The Silver Bat Decorations — Unresolved Detail: The bat-form silver decorations are the case’s most analytically specific detail and its most frustrating loose end. Bats carry significant symbolic weight in Central Asian and Siberian shamanic traditions, where they are associated with the underworld, transition states, and shamanic flight. Silver bat-form decorations on three-meter skeletal remains in a cave near a thermally anomalous lake could reflect a burial tradition of an unknown historical culture — or something else entirely. The Soviet scientists’ inability to date the retained piece, if accurately reported, suggests the material may have been of unusual composition or antiquity. Without the piece, this analysis cannot proceed.
Source Chain Assessment: The source chain is weak by archive standards: witness → Grabovsky (late 1930s interviewer) → V. Krapiva (Ukrainian writer) → Paul Stonehill → Fate Magazine. Four transmission layers with no documentary corroboration at any stage. The case is held at Insufficient Data, not removed, because the geographic convergence with the 1982 frogmen case and the Soviet Ministry of Defense bulletin gives it a contextual anchor that purely anecdotal cases lack.

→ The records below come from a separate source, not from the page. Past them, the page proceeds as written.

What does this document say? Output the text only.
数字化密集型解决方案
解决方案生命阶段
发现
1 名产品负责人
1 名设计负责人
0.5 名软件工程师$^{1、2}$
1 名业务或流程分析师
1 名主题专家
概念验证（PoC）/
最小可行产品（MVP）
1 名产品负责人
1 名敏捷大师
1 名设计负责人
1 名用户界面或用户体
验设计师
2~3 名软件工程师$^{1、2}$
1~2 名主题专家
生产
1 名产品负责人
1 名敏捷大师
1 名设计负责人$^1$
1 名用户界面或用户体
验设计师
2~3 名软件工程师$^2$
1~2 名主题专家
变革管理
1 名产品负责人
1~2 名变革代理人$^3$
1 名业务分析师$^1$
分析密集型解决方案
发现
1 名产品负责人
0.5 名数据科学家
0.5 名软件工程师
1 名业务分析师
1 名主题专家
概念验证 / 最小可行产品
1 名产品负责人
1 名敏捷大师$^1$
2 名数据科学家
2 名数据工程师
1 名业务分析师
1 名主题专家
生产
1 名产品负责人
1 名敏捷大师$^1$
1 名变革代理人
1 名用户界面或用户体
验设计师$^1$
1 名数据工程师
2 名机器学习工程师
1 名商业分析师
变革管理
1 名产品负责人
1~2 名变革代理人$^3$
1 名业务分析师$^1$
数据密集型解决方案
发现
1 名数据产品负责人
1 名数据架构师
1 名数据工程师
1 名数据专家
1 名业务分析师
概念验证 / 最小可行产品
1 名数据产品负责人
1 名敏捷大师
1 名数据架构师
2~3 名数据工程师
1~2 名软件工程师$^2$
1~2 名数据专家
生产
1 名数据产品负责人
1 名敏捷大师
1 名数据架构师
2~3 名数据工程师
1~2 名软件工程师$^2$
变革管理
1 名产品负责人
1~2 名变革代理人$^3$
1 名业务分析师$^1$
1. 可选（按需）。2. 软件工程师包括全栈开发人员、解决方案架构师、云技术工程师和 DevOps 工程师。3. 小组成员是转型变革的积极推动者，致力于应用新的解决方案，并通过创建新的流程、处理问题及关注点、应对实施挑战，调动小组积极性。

The Issyk Kul cave case is the archive’s record of a reluctant witness, a melted collection of silver bats, and three skeletons that no one has looked for since Grabovsky’s interview in the late 1930s. The lake never freezes, the cave has not been found again, and the single retained piece of silver has not been traced. What the archive can say is this: the same lake appears in Soviet military documents forty years later as a site of confirmed anomalous activity, and a separate Kyrgyz legend describes a submerged city there. The convergence is noted. The case remains open.